The Pentagon has awarded its Joint Warfighting Cloud Capability contract to four companies: Microsoft, Oracle, AWS and Google. That’s good, inasmuch as it lessens vendor capture and holds out the prospect of benefiting from the tech capabilities of each. The challenge will be to exploit those tech capabilities to best advantage, manage the overhead associated with multiple vendors, maintain competitive tension and avoid the prospect of collusion between vendors.

MIT Tech Review article on Saudi Arabia’s Line project, based on newly available imagery–and a good illustration of the commercialisation of space, satellites and imagery, and how quickly imagery can be made available.

Like many others, I’ve been impressed and rather alarmed by ChatGPT. It’s remarkably capable generated the sort of material that is the ‘meat and potatoes’ of the public service for example. But: ChatGPT makes stuff up–though it would argue it cannot, as below. Nonetheless, as illustrated by a rather alarming thread, it can seemingly generate entirely new, nonexistent fields in science and with confidence and erudition.

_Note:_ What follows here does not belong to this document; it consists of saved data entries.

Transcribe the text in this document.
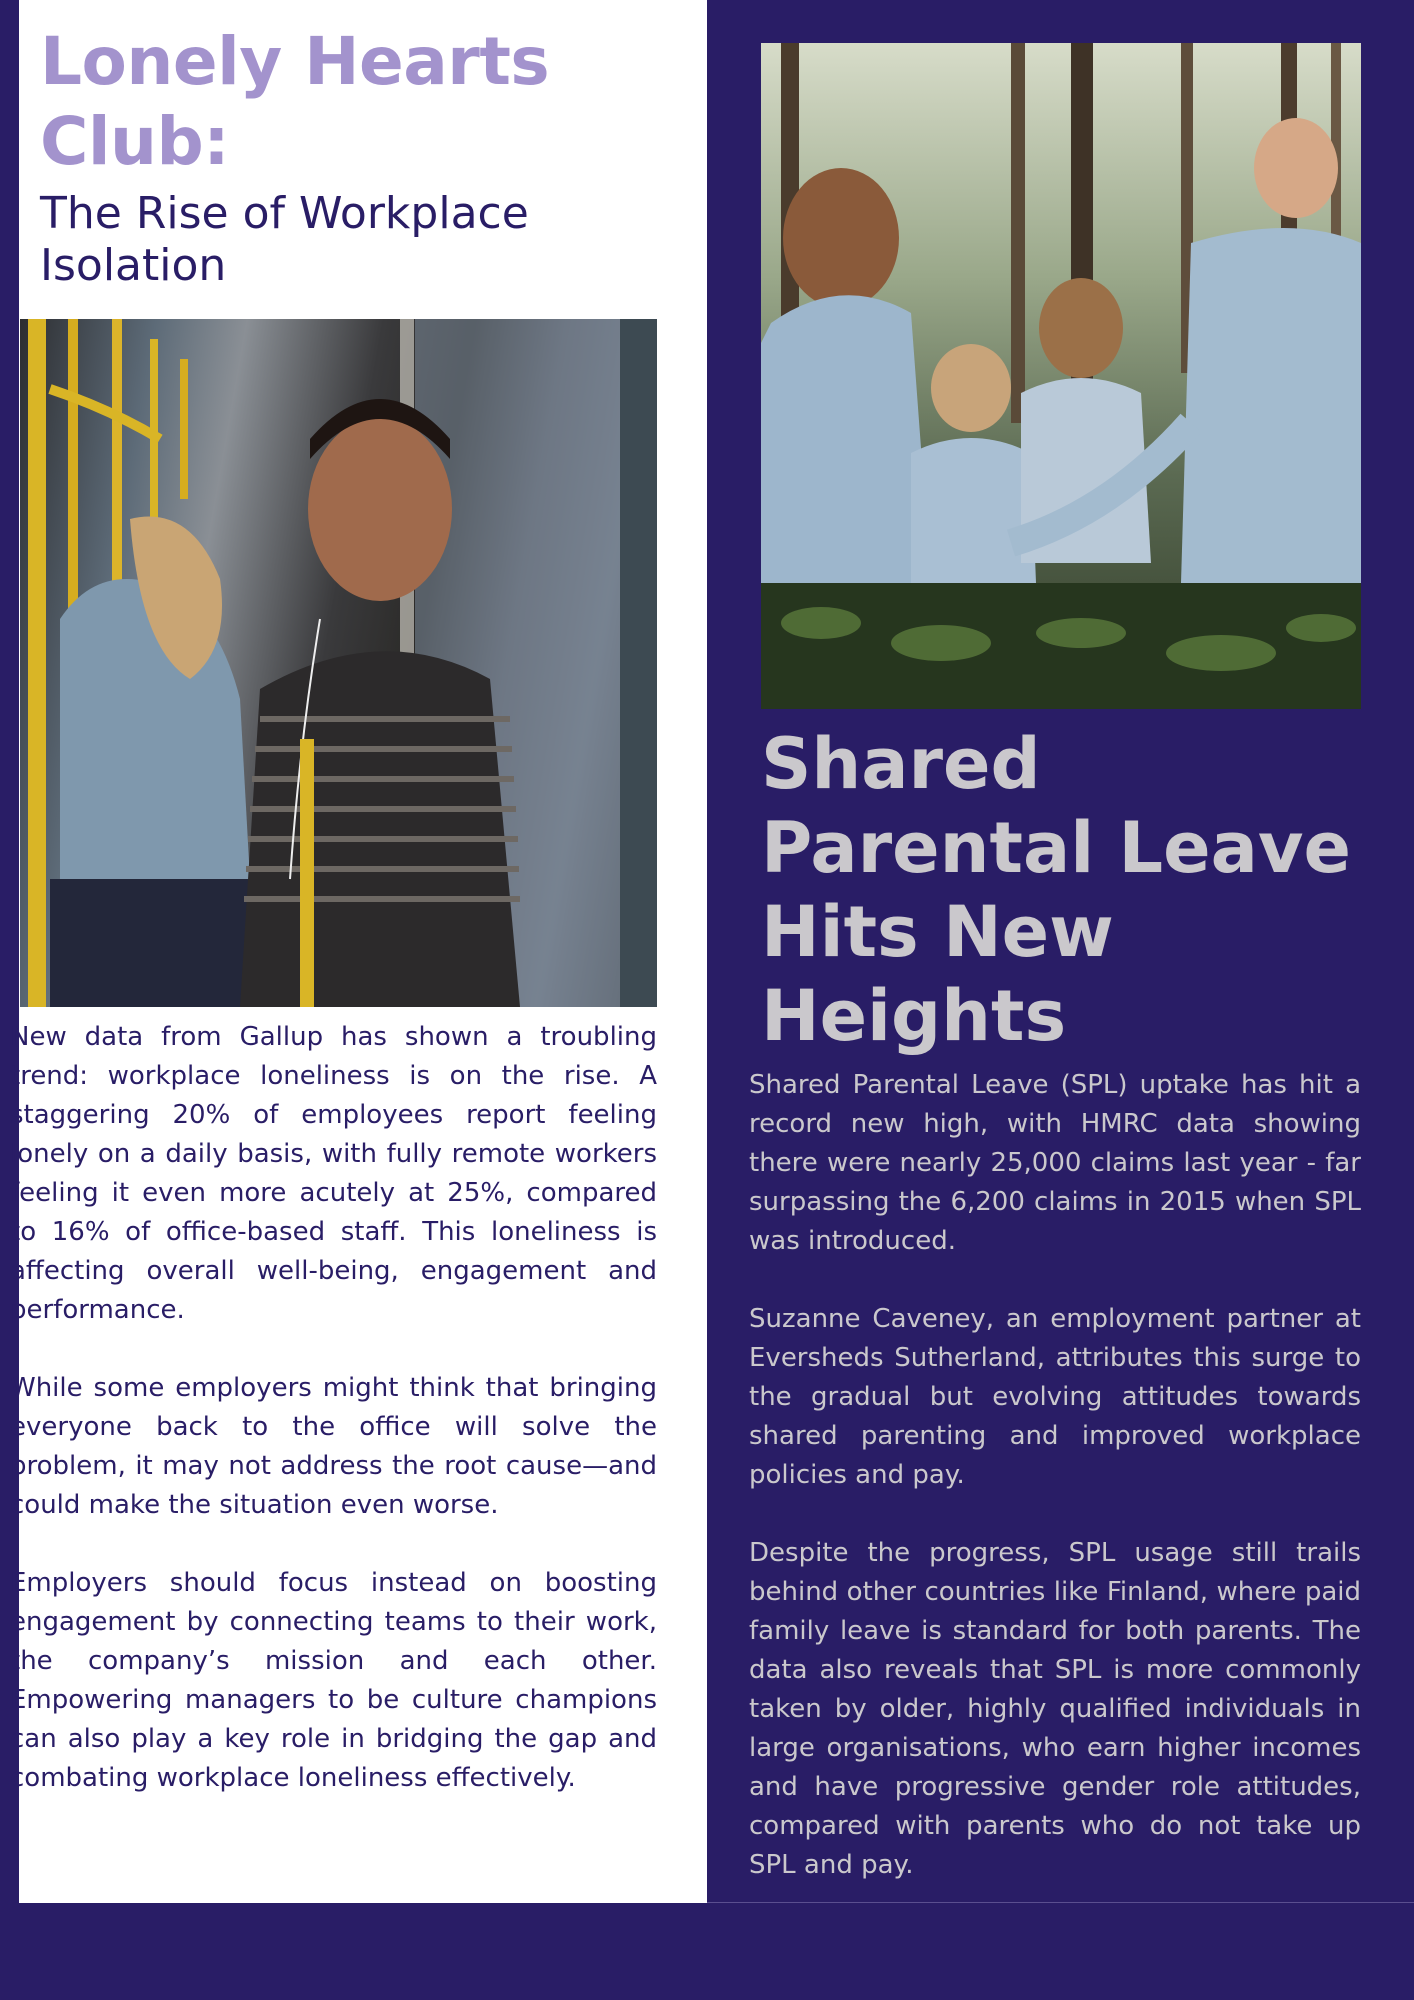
Lonely Hearts Club:
The Rise of Workplace Isolation

New data from Gallup has shown a troubling trend: workplace loneliness is on the rise. A staggering 20% of employees report feeling lonely on a daily basis, with fully remote workers feeling it even more acutely at 25%, compared to 16% of office-based staff. This loneliness is affecting overall well-being, engagement and performance.

While some employers might think that bringing everyone back to the office will solve the problem, it may not address the root cause—and could make the situation even worse.

Employers should focus instead on boosting engagement by connecting teams to their work, the company’s mission and each other. Empowering managers to be culture champions can also play a key role in bridging the gap and combating workplace loneliness effectively.

Shared Parental Leave Hits New Heights

Shared Parental Leave (SPL) uptake has hit a record new high, with HMRC data showing there were nearly 25,000 claims last year - far surpassing the 6,200 claims in 2015 when SPL was introduced.

Suzanne Caveney, an employment partner at Eversheds Sutherland, attributes this surge to the gradual but evolving attitudes towards shared parenting and improved workplace policies and pay.

Despite the progress, SPL usage still trails behind other countries like Finland, where paid family leave is standard for both parents. The data also reveals that SPL is more commonly taken by older, highly qualified individuals in large organisations, who earn higher incomes and have progressive gender role attitudes, compared with parents who do not take up SPL and pay.
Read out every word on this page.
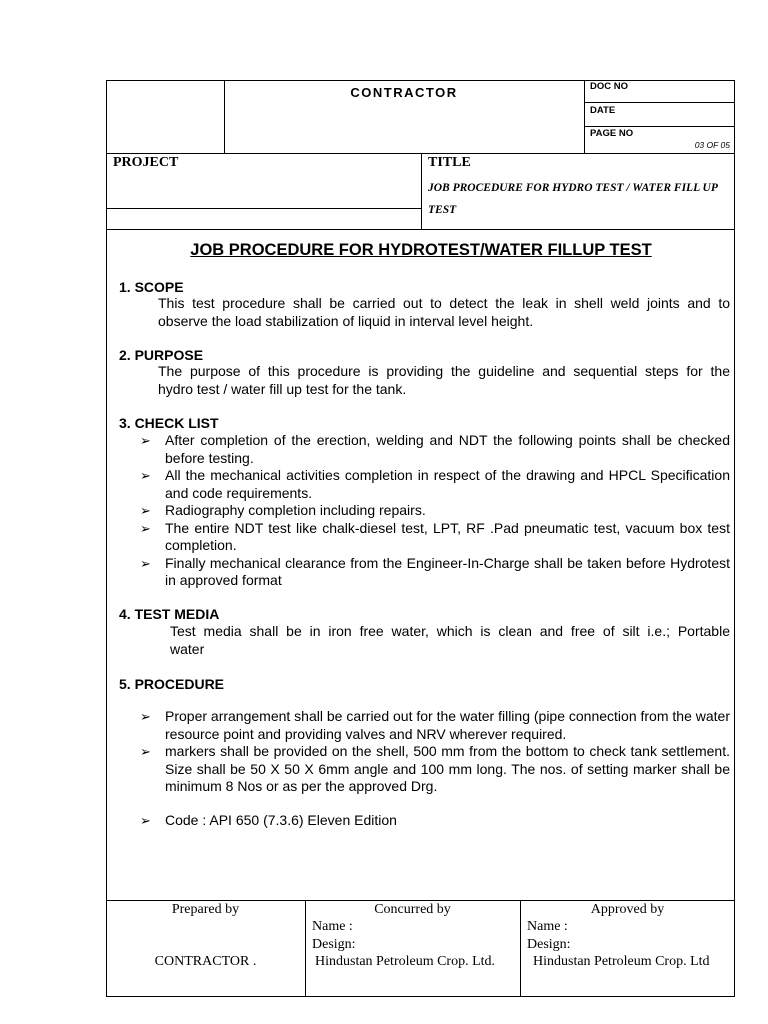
CONTRACTOR	DOC NO
DATE
PAGE NO
03 OF 05
PROJECT	TITLE
JOB PROCEDURE FOR HYDRO TEST / WATER FILL UP TEST
JOB PROCEDURE FOR HYDROTEST/WATER FILLUP TEST
1. SCOPE
This test procedure shall be carried out to detect the leak in shell weld joints and to
observe the load stabilization of liquid in interval level height.
2. PURPOSE
The purpose of this procedure is providing the guideline and sequential steps for the
hydro test / water fill up test for the tank.
3. CHECK LIST
➢ After completion of the erection, welding and NDT the following points shall be checked before testing.
➢ All the mechanical activities completion in respect of the drawing and HPCL Specification and code requirements.
➢ Radiography completion including repairs.
➢ The entire NDT test like chalk-diesel test, LPT, RF .Pad pneumatic test, vacuum box test completion.
➢ Finally mechanical clearance from the Engineer-In-Charge shall be taken before Hydrotest in approved format
4. TEST MEDIA
Test media shall be in iron free water, which is clean and free of silt i.e.; Portable
water
5. PROCEDURE
➢ Proper arrangement shall be carried out for the water filling (pipe connection from the water resource point and providing valves and NRV wherever required.
➢ markers shall be provided on the shell, 500 mm from the bottom to check tank settlement. Size shall be 50 X 50 X 6mm angle and 100 mm long. The nos. of setting marker shall be minimum 8 Nos or as per the approved Drg.
➢ Code : API 650 (7.3.6) Eleven Edition
Prepared by
CONTRACTOR .
Concurred by
Name :
Design:
Hindustan Petroleum Crop. Ltd.
Approved by
Name :
Design:
Hindustan Petroleum Crop. Ltd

Wired: what the demise of Twitter will mean. Twitter has been at times infuriating, inane, ocassionally a wateland, always a distraction. But at other times, magic. It’s where you could often find news not covered elsewhere–certainly by the mainstream, and particularly so in Australia. I’ve found it a useful research tool, allowing the uncovering of insights and perpsectives not otherwise or readily available: it’s a series of signposts, indicators, rather than a treasure of deep insight in and of itself. It made connections, and let you see there are truly brilliant, funny, insightful and caring people in the world. And, as the Wired piece argues, it has served an important role in society that may well be lost.

Computing upgrade delays on the F-35 are a reminder that software is hard. Lockheed builds planes–hardware, kit. Those are tough engineering problems themselves. Software is different again. Integrating the two tougher still. But software, digital systems, done well look like magic and can encourage us to under-estimate the complexity, effort, and path dependency, of its development.